Old guy – New music

I don’t know why I thought that going to Montreal for the MUTEK Festival would be a good idea.

I don’t care.  It was worth the trip.

Mutek – Montreal 2013 from Stuart Brannan on Vimeo.

Technically its the International Festival of Digital Creativity and Electronic Music. Actually its a lot of fun.  Warning: you have to have a high tolerance for watching guys stand on a stage, twiddling knobs of electronic gear that you don’t recognize, while screen-saver images are projected behind them.  If you can get past that, you’re half way there.

Also, I had to get used to being the old guy in the room.  Except for the Ernstalbrecht Stiebler performance – he’s 78!

. . .

What I saw and liked

Nils Frahm easily gave the best performance of the weekend, perhaps of the whole year.  Just brilliant IMHO.

Jon Hopkins on Friday and John Talabot on Saturday, both gave L-O-U-D feel good performances.  And the sound system at Metropolis: holy crap! my legs were shaking.

Matthew Herbert’s composition, built  around a 5 second clip of a bomb explosion in Afghanastan, and supplemented with live street sounds from mikes placed outside the building, was definitely intriguing and engaging.  Thanks to the rythmn section, a guy controlling drum pads, there were sections that definitely grooved.

An afternoon performance of 5 pieces by Ernstalbrecht Stiebler was challenging but worth it.  The theme of this session was “Minimalism ≠ Minimalism”.  By which he means that his type of minimalism is different from the way more popular Steve Reich/Philip Glass type of minimalism.   His type?  The first piece was performed without musicians:  a 10 minute recording of (Stiebler?) breathing, either into a long tube or through a variety of digital filters that made it sound like he was breathing into a tube.
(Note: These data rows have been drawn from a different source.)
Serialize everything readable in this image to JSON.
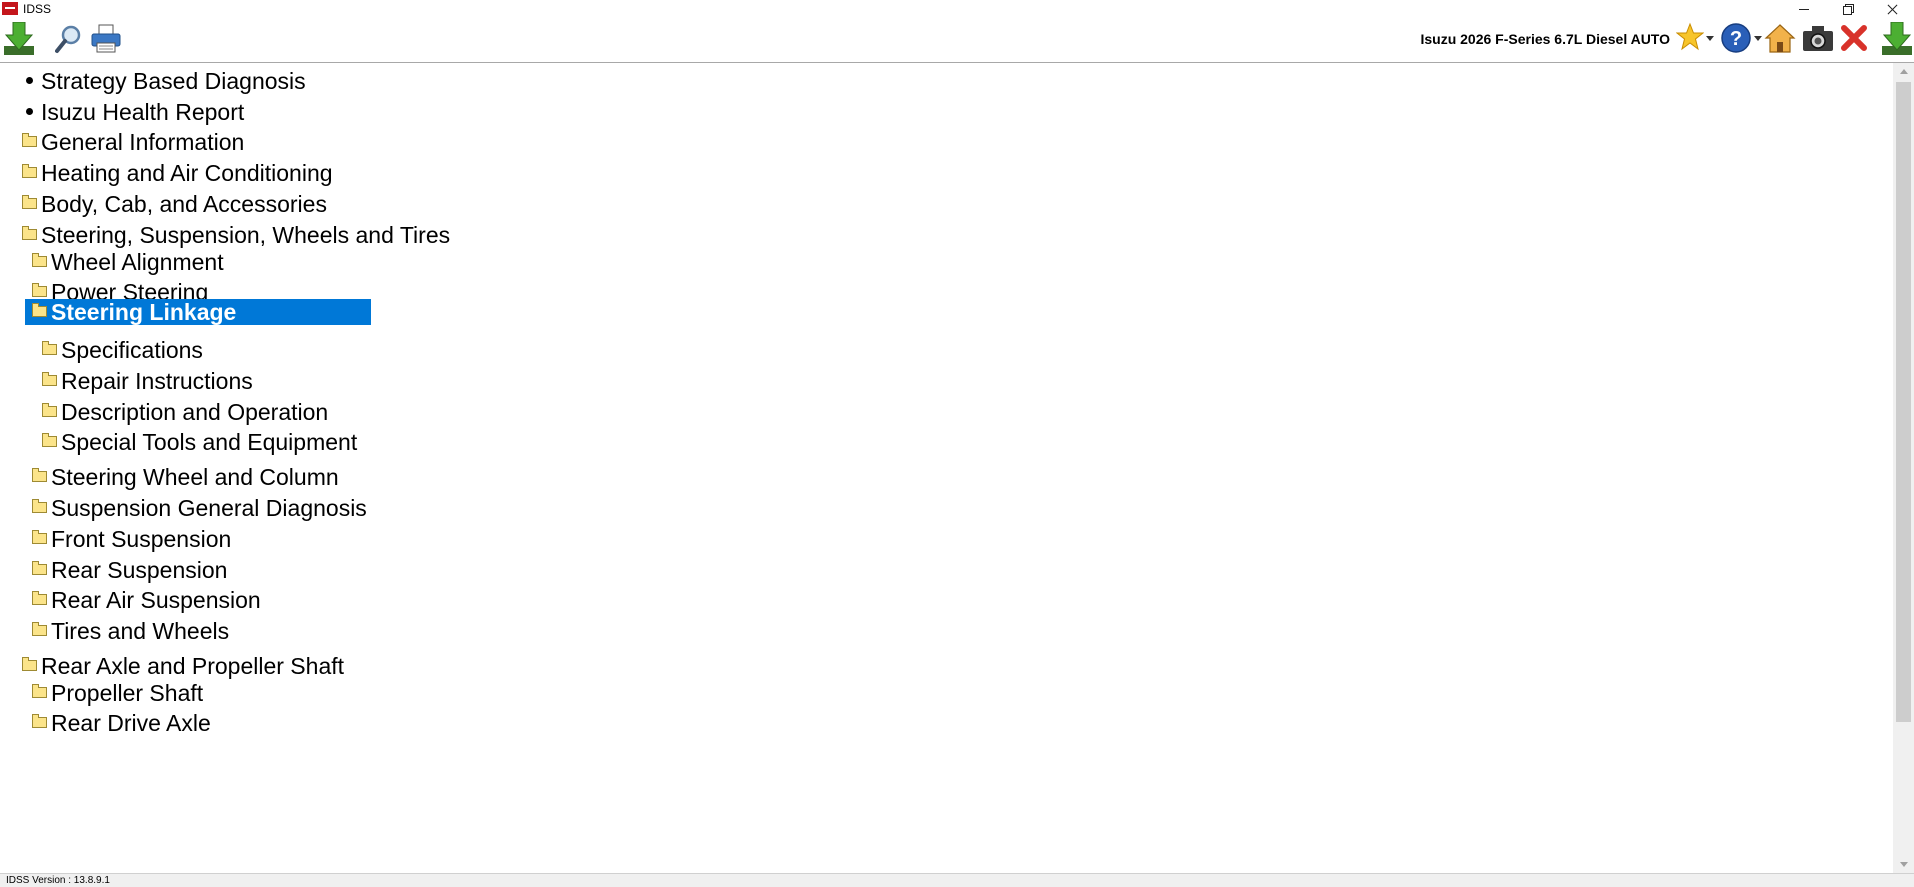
{
  "window": {
    "title": "IDSS"
  },
  "toolbar": {
    "vehicle": "Isuzu 2026 F-Series 6.7L Diesel AUTO",
    "icons": [
      "download-icon",
      "search-icon",
      "print-icon",
      "favorites-star-icon",
      "help-icon",
      "home-icon",
      "camera-icon",
      "close-icon",
      "download-icon"
    ]
  },
  "tree": {
    "items": [
      {
        "label": "Strategy Based Diagnosis",
        "type": "bullet",
        "level": 0
      },
      {
        "label": "Isuzu Health Report",
        "type": "bullet",
        "level": 0
      },
      {
        "label": "General Information",
        "type": "folder",
        "level": 0
      },
      {
        "label": "Heating and Air Conditioning",
        "type": "folder",
        "level": 0
      },
      {
        "label": "Body, Cab, and Accessories",
        "type": "folder",
        "level": 0
      },
      {
        "label": "Steering, Suspension, Wheels and Tires",
        "type": "folder-open",
        "level": 0
      },
      {
        "label": "Wheel Alignment",
        "type": "folder",
        "level": 1
      },
      {
        "label": "Power Steering",
        "type": "folder",
        "level": 1
      },
      {
        "label": "Steering Linkage",
        "type": "folder-open",
        "level": 1,
        "selected": true
      },
      {
        "label": "Specifications",
        "type": "folder",
        "level": 2
      },
      {
        "label": "Repair Instructions",
        "type": "folder",
        "level": 2
      },
      {
        "label": "Description and Operation",
        "type": "folder",
        "level": 2
      },
      {
        "label": "Special Tools and Equipment",
        "type": "folder",
        "level": 2
      },
      {
        "label": "Steering Wheel and Column",
        "type": "folder",
        "level": 1
      },
      {
        "label": "Suspension General Diagnosis",
        "type": "folder",
        "level": 1
      },
      {
        "label": "Front Suspension",
        "type": "folder",
        "level": 1
      },
      {
        "label": "Rear Suspension",
        "type": "folder",
        "level": 1
      },
      {
        "label": "Rear Air Suspension",
        "type": "folder",
        "level": 1
      },
      {
        "label": "Tires and Wheels",
        "type": "folder",
        "level": 1
      },
      {
        "label": "Rear Axle and Propeller Shaft",
        "type": "folder-open",
        "level": 0
      },
      {
        "label": "Propeller Shaft",
        "type": "folder",
        "level": 1
      },
      {
        "label": "Rear Drive Axle",
        "type": "folder",
        "level": 1
      }
    ]
  },
  "status": {
    "version": "IDSS Version : 13.8.9.1"
  },
  "colors": {
    "selection": "#0078d7",
    "folder": "#fbe48a"
  }
}
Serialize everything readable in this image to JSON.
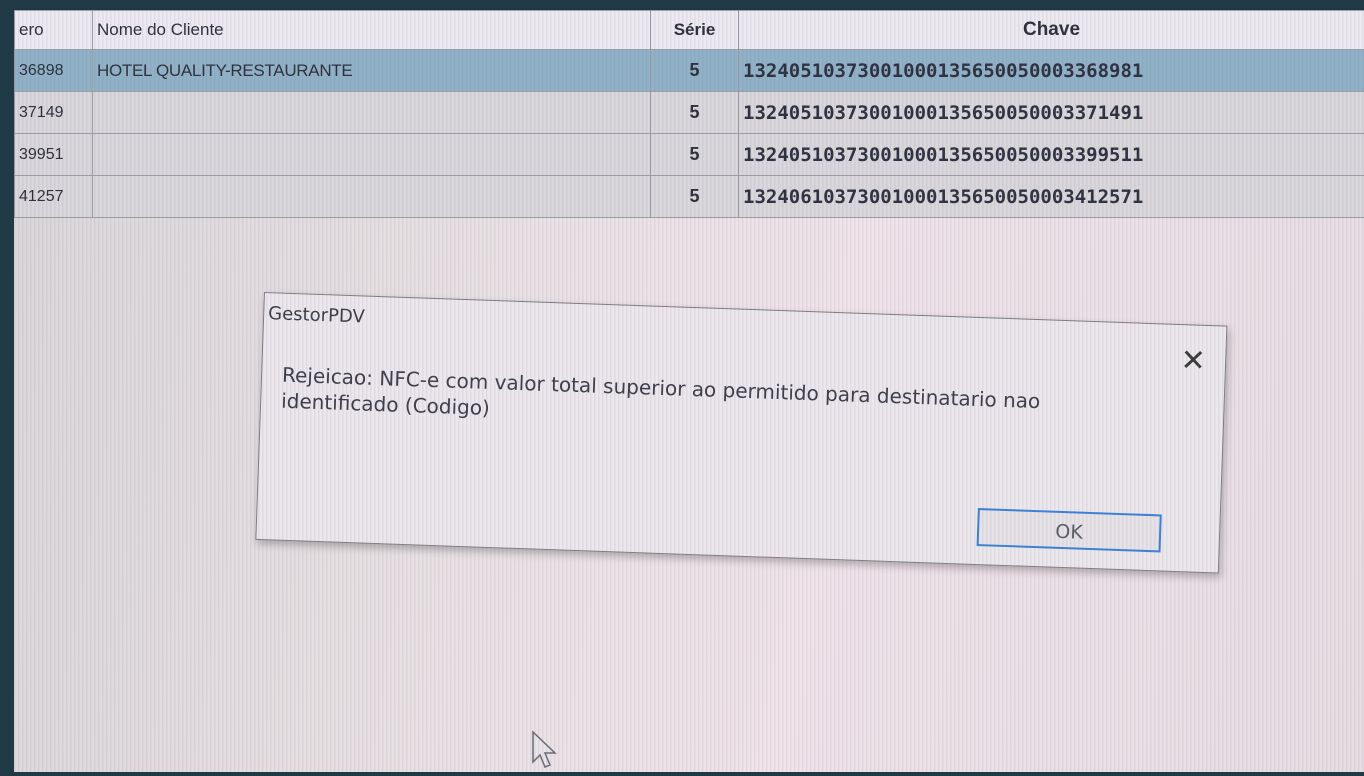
{
  "grid": {
    "columns": [
      "ero",
      "Nome do Cliente",
      "Série",
      "Chave"
    ],
    "rows": [
      {
        "numero": "36898",
        "cliente": "HOTEL QUALITY-RESTAURANTE",
        "serie": "5",
        "chave": "13240510373001000135650050003368981"
      },
      {
        "numero": "37149",
        "cliente": "",
        "serie": "5",
        "chave": "13240510373001000135650050003371491"
      },
      {
        "numero": "39951",
        "cliente": "",
        "serie": "5",
        "chave": "13240510373001000135650050003399511"
      },
      {
        "numero": "41257",
        "cliente": "",
        "serie": "5",
        "chave": "13240610373001000135650050003412571"
      }
    ]
  },
  "dialog": {
    "title": "GestorPDV",
    "close_icon": "close-icon",
    "message": "Rejeicao: NFC-e com valor total superior ao permitido para destinatario nao identificado (Codigo)",
    "ok_label": "OK"
  }
}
Other performances involved actual instruments (piano, cello) but each piece consists of very few notes, played very slowly.  You become very aware of the technique, and start to hear ever so slight variations in the notes as they are repeated.  I think that might be the point.
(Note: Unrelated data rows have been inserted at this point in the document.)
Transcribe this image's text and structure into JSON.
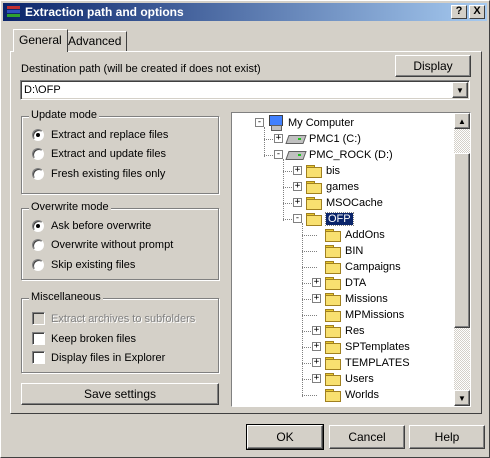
{
  "window": {
    "title": "Extraction path and options",
    "help_button": "?",
    "close_button": "X"
  },
  "tabs": [
    {
      "label": "General",
      "active": true
    },
    {
      "label": "Advanced",
      "active": false
    }
  ],
  "destination": {
    "label": "Destination path (will be created if does not exist)",
    "value": "D:\\OFP",
    "display_button": "Display"
  },
  "update_mode": {
    "title": "Update mode",
    "options": [
      {
        "label": "Extract and replace files",
        "selected": true
      },
      {
        "label": "Extract and update files",
        "selected": false
      },
      {
        "label": "Fresh existing files only",
        "selected": false
      }
    ]
  },
  "overwrite_mode": {
    "title": "Overwrite mode",
    "options": [
      {
        "label": "Ask before overwrite",
        "selected": true
      },
      {
        "label": "Overwrite without prompt",
        "selected": false
      },
      {
        "label": "Skip existing files",
        "selected": false
      }
    ]
  },
  "miscellaneous": {
    "title": "Miscellaneous",
    "options": [
      {
        "label": "Extract archives to subfolders",
        "checked": false,
        "enabled": false
      },
      {
        "label": "Keep broken files",
        "checked": false,
        "enabled": true
      },
      {
        "label": "Display files in Explorer",
        "checked": false,
        "enabled": true
      }
    ]
  },
  "save_settings_button": "Save settings",
  "tree": {
    "items": [
      {
        "label": "My Computer",
        "icon": "computer-icon",
        "level": 0,
        "expander": "-"
      },
      {
        "label": "PMC1 (C:)",
        "icon": "drive-icon",
        "level": 1,
        "expander": "+"
      },
      {
        "label": "PMC_ROCK (D:)",
        "icon": "drive-icon",
        "level": 1,
        "expander": "-"
      },
      {
        "label": "bis",
        "icon": "folder-icon",
        "level": 2,
        "expander": "+"
      },
      {
        "label": "games",
        "icon": "folder-icon",
        "level": 2,
        "expander": "+"
      },
      {
        "label": "MSOCache",
        "icon": "folder-icon",
        "level": 2,
        "expander": "+"
      },
      {
        "label": "OFP",
        "icon": "folder-open-icon",
        "level": 2,
        "expander": "-",
        "selected": true
      },
      {
        "label": "AddOns",
        "icon": "folder-icon",
        "level": 3,
        "expander": ""
      },
      {
        "label": "BIN",
        "icon": "folder-icon",
        "level": 3,
        "expander": ""
      },
      {
        "label": "Campaigns",
        "icon": "folder-icon",
        "level": 3,
        "expander": ""
      },
      {
        "label": "DTA",
        "icon": "folder-icon",
        "level": 3,
        "expander": "+"
      },
      {
        "label": "Missions",
        "icon": "folder-icon",
        "level": 3,
        "expander": "+"
      },
      {
        "label": "MPMissions",
        "icon": "folder-icon",
        "level": 3,
        "expander": ""
      },
      {
        "label": "Res",
        "icon": "folder-icon",
        "level": 3,
        "expander": "+"
      },
      {
        "label": "SPTemplates",
        "icon": "folder-icon",
        "level": 3,
        "expander": "+"
      },
      {
        "label": "TEMPLATES",
        "icon": "folder-icon",
        "level": 3,
        "expander": "+"
      },
      {
        "label": "Users",
        "icon": "folder-icon",
        "level": 3,
        "expander": "+"
      },
      {
        "label": "Worlds",
        "icon": "folder-icon",
        "level": 3,
        "expander": ""
      }
    ]
  },
  "footer": {
    "ok": "OK",
    "cancel": "Cancel",
    "help": "Help"
  },
  "colors": {
    "face": "#d4d0c8",
    "title_start": "#0a246a",
    "title_end": "#a6caf0",
    "selection": "#0a246a"
  }
}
What I saw but wasn’t so keen on

I was disappointed by the performances by Andy Stott and Deadbeat.  Both released records that I liked last year, but their live performances didn’t add anything.  No, actually lost something in the performance.  In both cases, they didn’t acknowledge that they were performing, ignored the audience, and kind of acted like they were alone in their studios.   Didn’t really work for me.
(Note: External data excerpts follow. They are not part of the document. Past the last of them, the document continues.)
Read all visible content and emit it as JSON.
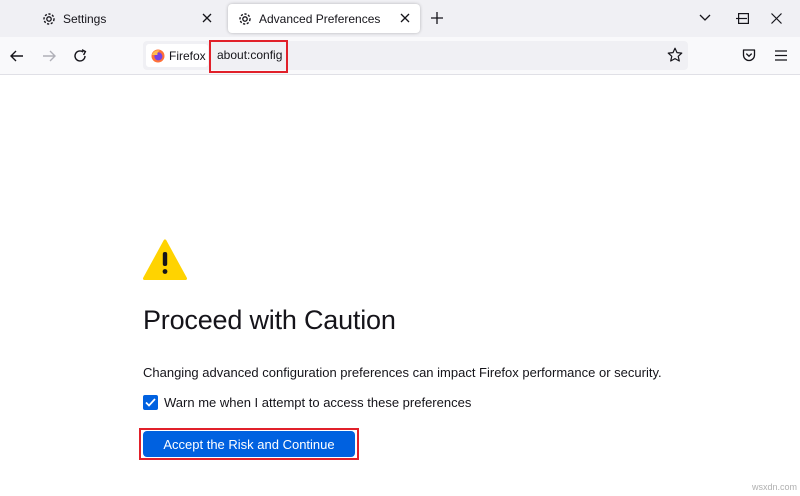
{
  "tabs": [
    {
      "title": "Settings",
      "icon": "gear-icon"
    },
    {
      "title": "Advanced Preferences",
      "icon": "gear-icon",
      "active": true
    }
  ],
  "toolbar": {
    "identity_label": "Firefox",
    "url": "about:config"
  },
  "page": {
    "heading": "Proceed with Caution",
    "description": "Changing advanced configuration preferences can impact Firefox performance or security.",
    "checkbox_label": "Warn me when I attempt to access these preferences",
    "checkbox_checked": true,
    "button_label": "Accept the Risk and Continue"
  },
  "watermark": "wsxdn.com",
  "colors": {
    "accent": "#0061e0",
    "warning": "#ffd300",
    "highlight": "#e1202a"
  }
}
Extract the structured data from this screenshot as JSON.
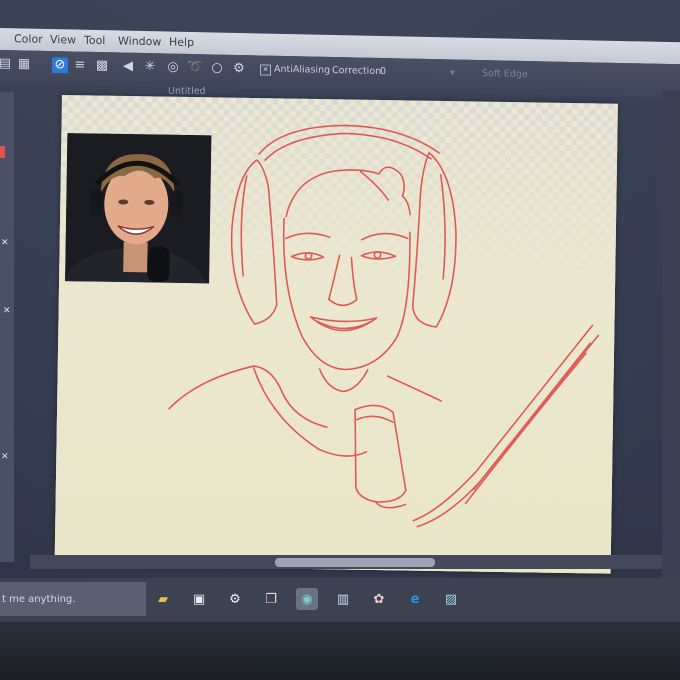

Same with Laurel Halo, but I hadn’t heard her music before.  Its definitely weird (and I think I have a high tolerance for weird – see Ernstalbrectht Stiebler above), but it doesn’t go anywhere, and it isn’t “nice”, and the rythmns are kindof but not really complex.  Again, didn’t work

What I didn’t see and regret

Nils Frahm did 2 more shows on the Sunday after we left.  I would have stayed if I could’ve.

Pantha du Prince and the Bell Laboratory.   Hadn’t really listened to this collaboration before I went, and it was on Sunday night and we were back in Toronto by then.  Apparently it was amazing.

Moritz von Oswalt – again, performing on Sunday night after we had left.